Beginning Monday at the Baraga Correctional Facility, medical specialists from the Michigan National Guard will assist Michigan Department of Corrections (MDOC) staff in testing every prisoner at the facility.
The guard members will then move east across the U.P. with the goal of testing one facility each day.
“The medical professionals of the Michigan National Guard are proud to assist with COVID-19 testing in the Upper Peninsula,” said Maj. Gen. Paul Rogers, adjutant general and director of the Michigan Department of Military and Veterans Affairs. “We are community members and neighbors, and we always ready to assist in the fight against COVID-19.”
After Baraga, the facilities being tested include Alger Correctional Facility, Marquette Branch Prison, Newberry Correctional Facility, Chippewa Correctional Facility and Kinross Correctional Facility. All prisoners will be tested, totaling about 7,500 prisoners.

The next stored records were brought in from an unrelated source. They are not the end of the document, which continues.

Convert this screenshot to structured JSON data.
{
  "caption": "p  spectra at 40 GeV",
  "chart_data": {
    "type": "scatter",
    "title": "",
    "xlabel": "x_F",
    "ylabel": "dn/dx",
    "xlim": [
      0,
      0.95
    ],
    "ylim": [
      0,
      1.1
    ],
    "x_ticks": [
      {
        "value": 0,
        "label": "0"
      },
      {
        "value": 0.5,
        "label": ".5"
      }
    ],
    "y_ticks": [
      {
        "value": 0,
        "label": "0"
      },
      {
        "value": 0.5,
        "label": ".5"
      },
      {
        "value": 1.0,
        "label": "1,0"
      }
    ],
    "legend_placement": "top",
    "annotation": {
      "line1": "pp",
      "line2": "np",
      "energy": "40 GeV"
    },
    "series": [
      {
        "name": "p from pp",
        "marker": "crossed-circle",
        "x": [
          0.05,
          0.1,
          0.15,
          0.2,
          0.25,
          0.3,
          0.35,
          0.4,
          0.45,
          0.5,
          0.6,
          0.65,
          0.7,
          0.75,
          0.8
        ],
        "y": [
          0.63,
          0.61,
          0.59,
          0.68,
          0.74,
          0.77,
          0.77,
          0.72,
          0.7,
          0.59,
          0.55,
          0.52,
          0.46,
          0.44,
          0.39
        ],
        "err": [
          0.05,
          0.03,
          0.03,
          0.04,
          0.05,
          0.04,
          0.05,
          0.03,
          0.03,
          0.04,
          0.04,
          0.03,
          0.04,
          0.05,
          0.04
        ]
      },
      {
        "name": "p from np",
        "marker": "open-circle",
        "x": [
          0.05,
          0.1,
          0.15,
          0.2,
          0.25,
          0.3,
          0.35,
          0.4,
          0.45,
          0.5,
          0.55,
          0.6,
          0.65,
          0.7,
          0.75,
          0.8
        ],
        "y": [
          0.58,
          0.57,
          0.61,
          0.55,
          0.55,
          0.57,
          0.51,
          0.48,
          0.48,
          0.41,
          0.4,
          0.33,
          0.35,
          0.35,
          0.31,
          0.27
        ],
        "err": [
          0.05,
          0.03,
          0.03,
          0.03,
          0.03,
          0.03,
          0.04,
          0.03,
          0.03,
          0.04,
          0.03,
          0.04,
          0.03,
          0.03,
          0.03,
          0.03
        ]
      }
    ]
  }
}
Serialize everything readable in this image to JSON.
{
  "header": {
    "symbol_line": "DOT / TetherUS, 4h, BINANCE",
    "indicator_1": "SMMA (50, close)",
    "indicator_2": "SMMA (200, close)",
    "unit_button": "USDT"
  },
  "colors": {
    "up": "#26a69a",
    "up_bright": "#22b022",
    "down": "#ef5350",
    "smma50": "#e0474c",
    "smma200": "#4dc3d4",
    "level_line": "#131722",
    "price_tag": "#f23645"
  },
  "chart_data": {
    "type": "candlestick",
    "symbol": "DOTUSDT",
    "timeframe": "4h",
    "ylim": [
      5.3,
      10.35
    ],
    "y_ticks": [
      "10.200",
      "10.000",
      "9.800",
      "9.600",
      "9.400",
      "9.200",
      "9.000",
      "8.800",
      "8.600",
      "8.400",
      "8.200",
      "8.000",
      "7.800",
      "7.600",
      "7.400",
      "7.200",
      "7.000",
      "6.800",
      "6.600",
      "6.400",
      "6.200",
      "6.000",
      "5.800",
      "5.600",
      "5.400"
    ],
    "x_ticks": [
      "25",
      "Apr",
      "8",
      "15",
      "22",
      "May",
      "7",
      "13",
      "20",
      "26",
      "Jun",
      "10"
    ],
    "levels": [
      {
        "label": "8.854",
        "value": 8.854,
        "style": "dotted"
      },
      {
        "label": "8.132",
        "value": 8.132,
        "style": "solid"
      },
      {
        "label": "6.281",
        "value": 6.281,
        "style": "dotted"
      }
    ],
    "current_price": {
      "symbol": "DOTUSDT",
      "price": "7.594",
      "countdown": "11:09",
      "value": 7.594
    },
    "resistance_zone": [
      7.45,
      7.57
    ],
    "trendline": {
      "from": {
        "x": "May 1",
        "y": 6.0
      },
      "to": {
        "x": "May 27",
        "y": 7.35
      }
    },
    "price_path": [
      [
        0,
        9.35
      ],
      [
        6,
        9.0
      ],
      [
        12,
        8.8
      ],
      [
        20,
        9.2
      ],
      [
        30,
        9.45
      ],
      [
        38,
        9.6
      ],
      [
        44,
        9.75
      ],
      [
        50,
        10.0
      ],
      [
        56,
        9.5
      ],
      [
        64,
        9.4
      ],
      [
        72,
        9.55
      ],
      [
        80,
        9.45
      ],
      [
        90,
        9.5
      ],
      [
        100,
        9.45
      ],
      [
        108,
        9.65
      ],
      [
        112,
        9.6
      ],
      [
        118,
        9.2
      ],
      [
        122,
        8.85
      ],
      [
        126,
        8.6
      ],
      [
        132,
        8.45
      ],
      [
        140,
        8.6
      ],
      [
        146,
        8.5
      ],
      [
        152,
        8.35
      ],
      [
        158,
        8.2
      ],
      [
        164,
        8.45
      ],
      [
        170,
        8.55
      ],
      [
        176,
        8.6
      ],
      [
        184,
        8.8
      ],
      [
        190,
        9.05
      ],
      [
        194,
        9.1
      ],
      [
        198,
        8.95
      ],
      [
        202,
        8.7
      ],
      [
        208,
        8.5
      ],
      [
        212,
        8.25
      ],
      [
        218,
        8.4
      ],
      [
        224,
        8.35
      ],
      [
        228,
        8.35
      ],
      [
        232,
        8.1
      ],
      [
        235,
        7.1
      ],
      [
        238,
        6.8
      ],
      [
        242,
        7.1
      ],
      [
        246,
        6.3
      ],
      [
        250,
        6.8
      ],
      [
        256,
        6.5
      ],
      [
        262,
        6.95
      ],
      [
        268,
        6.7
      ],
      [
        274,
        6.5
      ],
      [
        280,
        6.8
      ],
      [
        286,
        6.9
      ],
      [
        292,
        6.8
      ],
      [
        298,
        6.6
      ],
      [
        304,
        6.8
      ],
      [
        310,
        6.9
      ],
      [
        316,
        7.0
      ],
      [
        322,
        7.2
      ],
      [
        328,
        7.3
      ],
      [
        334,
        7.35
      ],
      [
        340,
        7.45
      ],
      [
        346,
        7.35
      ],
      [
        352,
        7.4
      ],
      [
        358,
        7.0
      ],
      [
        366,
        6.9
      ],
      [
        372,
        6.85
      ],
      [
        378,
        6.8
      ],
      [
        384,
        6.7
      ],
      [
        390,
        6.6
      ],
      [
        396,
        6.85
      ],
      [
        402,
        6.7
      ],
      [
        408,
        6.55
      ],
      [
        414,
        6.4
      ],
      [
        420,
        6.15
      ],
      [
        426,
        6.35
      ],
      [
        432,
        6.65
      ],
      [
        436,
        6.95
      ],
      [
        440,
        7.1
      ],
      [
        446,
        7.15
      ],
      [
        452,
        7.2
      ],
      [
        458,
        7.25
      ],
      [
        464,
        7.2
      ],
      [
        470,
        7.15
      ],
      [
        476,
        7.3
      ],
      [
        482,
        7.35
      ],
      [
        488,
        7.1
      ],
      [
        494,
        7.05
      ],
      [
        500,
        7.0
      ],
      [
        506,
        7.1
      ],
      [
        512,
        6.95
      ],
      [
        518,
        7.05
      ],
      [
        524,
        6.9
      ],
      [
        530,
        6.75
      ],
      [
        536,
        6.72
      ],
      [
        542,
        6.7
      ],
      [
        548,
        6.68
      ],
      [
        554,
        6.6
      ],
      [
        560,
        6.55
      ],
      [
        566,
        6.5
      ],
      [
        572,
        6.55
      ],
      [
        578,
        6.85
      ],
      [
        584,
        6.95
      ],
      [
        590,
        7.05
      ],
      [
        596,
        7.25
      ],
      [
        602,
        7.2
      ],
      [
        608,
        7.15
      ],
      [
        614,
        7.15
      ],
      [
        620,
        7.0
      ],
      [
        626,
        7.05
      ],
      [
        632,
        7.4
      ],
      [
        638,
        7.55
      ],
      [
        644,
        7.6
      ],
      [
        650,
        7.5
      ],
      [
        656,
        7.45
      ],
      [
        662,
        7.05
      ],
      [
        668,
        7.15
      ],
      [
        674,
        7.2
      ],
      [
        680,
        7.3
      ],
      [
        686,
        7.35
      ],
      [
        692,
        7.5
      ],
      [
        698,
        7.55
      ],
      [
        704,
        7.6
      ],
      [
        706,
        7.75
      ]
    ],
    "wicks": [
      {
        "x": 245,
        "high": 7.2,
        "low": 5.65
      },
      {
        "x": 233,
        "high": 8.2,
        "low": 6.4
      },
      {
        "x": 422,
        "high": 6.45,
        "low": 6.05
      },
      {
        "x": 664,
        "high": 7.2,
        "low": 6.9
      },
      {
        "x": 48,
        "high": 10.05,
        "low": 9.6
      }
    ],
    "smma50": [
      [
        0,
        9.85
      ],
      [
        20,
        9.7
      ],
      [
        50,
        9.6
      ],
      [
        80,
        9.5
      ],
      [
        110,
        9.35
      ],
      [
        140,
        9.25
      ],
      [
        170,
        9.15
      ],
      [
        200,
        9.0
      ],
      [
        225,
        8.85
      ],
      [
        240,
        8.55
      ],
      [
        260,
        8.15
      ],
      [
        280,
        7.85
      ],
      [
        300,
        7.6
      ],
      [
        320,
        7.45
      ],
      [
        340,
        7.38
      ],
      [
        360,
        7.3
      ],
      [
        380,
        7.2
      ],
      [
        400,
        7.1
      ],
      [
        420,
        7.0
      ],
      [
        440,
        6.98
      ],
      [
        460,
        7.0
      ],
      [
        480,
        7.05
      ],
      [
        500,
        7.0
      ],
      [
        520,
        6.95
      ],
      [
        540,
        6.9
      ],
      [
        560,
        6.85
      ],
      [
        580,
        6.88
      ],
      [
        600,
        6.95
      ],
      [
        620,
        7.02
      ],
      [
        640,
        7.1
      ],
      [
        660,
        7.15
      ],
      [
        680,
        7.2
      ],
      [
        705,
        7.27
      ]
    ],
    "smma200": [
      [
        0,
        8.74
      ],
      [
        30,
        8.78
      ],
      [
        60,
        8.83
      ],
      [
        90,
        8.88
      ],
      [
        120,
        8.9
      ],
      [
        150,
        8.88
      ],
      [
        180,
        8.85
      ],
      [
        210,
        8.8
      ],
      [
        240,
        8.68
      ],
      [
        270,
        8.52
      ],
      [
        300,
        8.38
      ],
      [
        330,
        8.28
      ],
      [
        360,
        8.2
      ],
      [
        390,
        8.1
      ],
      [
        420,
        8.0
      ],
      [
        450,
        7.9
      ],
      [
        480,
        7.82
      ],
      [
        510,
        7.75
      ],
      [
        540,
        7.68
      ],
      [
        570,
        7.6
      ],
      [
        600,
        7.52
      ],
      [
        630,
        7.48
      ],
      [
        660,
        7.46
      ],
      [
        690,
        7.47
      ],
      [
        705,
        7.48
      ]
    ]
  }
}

“We are very grateful for the support from the National Guard in this effort to continue our testing of prisoners across the state,” said MDOC Director Heidi Washington. “Their assistance will allow us to accelerate our plans for testing our population, which will help us keep our staff, prisoners and the public safe.”
The majority of the soldiers working on this project are residents of the U.P. MDOC employees who are active members of the Guard at these facilities will also assist in the process.
There will be 15, three-person teams of Michigan National Guard members working with MDOC custody and non-custody staff to complete the testing. Medical specialists from the Michigan National Guard will be in each team and will handle sample collections from the prisoners.
Once samples are collected from each facility, the MDOC will transport them to a lab for testing. Results should be known in about 48 hours.
“The clinicians, staff and patients of War Memorial Hospital appreciate the effort to fully test and identify the prevalence of the COVID-19 virus at Kinross Correctional Facility and other prisons in the UP,” said David Jahn, president and CEO, War Memorial Hospital, Sault Ste Marie. “As a CEO who could be calling upon my staff to care for very sick infectious disease patients, I need to have as much information as possible to be prepared for a surge.”